The battle for your mobile identity may now have supplanted the living-room wars. This thought comes to mind as I watch the extended buzz around the Windows Phone 7 OS launch. As important as the new operating system is for Microsoft on mobile handsets, it’s equally strategic in its integration of several Microsoft properties: Xbox LIVE, Zune, and even Mediaroom. Microsoft built its success originally on an ecosystem of desktop applications. Now it’s attempting to recreate that omnipresence across a different set of devices, one that moves with you whether you’re in the office, living room, car, or anywhere else.
Identity may be too limiting of a concept here, but it does seem apt given that an ecosystem of integrated services leads to the ability to move among those services with greater ease. The different applications know who you are and (theoretically) deliver services accordingly. Google is possibly the most blatant example of this – your gmail address unlocks your online profile, contacts, Google docs, digital payment service, etc. – but the concept is popping up in a number of different places. Your identity through Comcast, Verizon, or whoever gives (or will give) you access to TV Everywhere services, free Wi-Fi, and more.
Meanwhile, individual apps now let you take your identity with you too. I can access my Snapfish photo albums on the HP Dreamscreen, or my custom Slacker radio stations on my Squeezebox or Android phone. The joy of the cloud.

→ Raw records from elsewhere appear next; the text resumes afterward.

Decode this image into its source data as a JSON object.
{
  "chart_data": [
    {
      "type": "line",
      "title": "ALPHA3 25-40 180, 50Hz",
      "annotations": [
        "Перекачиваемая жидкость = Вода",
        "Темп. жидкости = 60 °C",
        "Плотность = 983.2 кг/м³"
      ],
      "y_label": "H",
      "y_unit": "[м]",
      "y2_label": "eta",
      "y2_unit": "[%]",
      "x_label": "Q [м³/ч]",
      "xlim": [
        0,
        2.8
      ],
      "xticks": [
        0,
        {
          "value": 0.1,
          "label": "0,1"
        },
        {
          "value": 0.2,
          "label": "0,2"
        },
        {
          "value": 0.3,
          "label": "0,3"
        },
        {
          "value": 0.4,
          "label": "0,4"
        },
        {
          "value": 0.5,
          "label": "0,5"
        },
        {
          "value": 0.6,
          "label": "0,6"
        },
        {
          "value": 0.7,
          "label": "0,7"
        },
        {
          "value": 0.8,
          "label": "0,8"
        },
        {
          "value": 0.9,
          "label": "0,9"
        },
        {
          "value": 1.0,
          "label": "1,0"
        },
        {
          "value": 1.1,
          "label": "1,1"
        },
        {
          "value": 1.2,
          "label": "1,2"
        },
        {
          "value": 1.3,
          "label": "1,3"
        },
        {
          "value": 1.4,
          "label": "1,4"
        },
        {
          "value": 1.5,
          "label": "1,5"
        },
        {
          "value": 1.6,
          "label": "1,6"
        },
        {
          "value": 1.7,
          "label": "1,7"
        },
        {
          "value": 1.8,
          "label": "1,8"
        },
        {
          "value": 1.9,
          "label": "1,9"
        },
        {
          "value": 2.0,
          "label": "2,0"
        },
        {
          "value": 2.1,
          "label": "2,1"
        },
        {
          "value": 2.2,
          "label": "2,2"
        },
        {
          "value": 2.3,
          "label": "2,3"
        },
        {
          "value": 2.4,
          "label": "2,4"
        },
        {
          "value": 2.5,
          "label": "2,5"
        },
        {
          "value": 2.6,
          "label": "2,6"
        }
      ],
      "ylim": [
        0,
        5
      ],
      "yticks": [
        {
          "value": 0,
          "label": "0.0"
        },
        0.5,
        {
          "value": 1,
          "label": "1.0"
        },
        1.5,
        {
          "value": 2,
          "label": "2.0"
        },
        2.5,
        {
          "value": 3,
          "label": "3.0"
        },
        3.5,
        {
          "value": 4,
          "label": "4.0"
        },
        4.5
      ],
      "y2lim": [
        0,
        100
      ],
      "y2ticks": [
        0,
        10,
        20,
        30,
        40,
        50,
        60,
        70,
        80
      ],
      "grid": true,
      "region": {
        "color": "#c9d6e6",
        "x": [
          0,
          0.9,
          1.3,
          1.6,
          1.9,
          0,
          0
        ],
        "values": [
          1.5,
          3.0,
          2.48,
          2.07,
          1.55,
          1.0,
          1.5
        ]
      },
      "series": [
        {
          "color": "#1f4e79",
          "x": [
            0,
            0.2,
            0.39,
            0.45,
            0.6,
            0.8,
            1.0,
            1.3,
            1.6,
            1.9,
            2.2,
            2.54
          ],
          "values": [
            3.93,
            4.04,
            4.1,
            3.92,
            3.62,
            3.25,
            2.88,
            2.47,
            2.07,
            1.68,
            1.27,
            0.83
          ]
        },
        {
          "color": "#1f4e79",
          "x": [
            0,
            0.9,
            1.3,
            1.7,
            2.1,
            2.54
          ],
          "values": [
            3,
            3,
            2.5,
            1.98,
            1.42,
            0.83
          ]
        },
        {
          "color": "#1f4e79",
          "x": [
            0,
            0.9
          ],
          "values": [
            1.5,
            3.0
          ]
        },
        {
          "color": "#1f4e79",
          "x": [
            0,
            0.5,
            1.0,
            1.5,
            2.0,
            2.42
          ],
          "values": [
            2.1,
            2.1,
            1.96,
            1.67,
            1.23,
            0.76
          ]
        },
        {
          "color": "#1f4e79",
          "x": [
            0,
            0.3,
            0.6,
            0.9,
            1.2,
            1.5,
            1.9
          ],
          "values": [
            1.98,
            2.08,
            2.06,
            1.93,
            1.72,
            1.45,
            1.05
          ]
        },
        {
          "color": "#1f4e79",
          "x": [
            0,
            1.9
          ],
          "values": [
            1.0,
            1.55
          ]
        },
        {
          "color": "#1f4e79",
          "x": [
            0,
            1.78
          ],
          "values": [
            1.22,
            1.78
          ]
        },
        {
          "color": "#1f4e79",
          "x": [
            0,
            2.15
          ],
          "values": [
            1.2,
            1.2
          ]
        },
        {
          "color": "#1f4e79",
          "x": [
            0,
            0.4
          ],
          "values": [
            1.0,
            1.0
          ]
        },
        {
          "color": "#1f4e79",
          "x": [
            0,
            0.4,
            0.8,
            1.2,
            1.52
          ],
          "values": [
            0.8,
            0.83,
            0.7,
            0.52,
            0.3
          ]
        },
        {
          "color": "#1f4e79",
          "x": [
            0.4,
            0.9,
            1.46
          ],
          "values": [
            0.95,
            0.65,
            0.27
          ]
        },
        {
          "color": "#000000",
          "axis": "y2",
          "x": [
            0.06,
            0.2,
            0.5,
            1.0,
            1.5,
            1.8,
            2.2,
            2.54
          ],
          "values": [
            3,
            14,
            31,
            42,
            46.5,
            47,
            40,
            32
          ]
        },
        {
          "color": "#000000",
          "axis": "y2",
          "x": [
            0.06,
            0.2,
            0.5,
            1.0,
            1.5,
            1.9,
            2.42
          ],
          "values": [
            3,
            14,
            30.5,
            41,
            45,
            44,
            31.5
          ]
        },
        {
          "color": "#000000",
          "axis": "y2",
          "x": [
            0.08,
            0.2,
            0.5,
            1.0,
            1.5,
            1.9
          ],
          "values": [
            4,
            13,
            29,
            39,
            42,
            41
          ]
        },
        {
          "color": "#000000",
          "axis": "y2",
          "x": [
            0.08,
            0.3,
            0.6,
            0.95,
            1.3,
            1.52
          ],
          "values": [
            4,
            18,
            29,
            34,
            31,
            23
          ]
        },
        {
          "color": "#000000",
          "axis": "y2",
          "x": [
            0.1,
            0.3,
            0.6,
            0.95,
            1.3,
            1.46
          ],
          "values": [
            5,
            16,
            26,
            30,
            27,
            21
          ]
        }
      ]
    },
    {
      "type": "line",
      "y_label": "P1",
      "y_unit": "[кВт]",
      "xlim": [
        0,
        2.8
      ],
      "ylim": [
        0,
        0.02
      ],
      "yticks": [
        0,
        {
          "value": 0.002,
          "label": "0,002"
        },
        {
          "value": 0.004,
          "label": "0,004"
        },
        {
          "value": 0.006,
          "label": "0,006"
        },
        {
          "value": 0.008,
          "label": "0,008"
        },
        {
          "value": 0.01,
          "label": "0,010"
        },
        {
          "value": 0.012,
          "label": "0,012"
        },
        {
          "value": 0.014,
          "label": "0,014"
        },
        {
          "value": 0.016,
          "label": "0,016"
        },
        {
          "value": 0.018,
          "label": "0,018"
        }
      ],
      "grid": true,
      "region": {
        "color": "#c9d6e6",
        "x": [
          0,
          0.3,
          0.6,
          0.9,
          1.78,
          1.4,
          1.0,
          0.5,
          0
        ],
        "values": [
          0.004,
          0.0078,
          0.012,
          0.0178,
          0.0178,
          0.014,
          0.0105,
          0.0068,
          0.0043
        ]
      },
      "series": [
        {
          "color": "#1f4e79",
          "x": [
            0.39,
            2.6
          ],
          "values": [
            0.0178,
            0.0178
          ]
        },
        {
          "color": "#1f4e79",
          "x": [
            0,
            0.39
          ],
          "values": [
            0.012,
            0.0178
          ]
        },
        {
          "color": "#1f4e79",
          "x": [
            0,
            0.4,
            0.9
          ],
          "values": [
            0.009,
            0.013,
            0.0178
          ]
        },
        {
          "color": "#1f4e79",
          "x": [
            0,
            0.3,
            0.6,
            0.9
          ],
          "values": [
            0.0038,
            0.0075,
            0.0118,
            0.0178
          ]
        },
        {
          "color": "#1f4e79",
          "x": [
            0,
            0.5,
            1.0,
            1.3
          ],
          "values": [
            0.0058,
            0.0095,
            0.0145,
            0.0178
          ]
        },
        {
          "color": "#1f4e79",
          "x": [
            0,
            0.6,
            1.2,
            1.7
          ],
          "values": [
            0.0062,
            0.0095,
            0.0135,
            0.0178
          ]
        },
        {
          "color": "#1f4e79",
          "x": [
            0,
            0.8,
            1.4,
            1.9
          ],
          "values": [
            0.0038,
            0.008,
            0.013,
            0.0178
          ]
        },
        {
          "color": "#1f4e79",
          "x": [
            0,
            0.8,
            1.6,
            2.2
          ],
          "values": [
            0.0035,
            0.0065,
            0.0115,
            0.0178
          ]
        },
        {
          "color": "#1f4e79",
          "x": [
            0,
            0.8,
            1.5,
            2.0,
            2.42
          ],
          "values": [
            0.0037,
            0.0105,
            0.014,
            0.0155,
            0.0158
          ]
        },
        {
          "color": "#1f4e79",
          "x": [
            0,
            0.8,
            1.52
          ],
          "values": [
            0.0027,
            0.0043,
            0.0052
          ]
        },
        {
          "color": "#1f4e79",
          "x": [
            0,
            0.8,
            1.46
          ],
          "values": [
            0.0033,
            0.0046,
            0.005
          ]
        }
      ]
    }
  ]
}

All of this leads to the point that my digital identity is now mobile. And ultimately convenience is going to lead me to choose a mobile identity that operates multiple applications and services. Folks much smarter than I have been touting the OpenID concept for years, and it makes a lot of sense. But will it win out? Will it really be open? And will it encompass enough of what I use to make it worthwhile? Or will I end up locking myself in to an ecosystem that promises the best services or easiest access at a given time?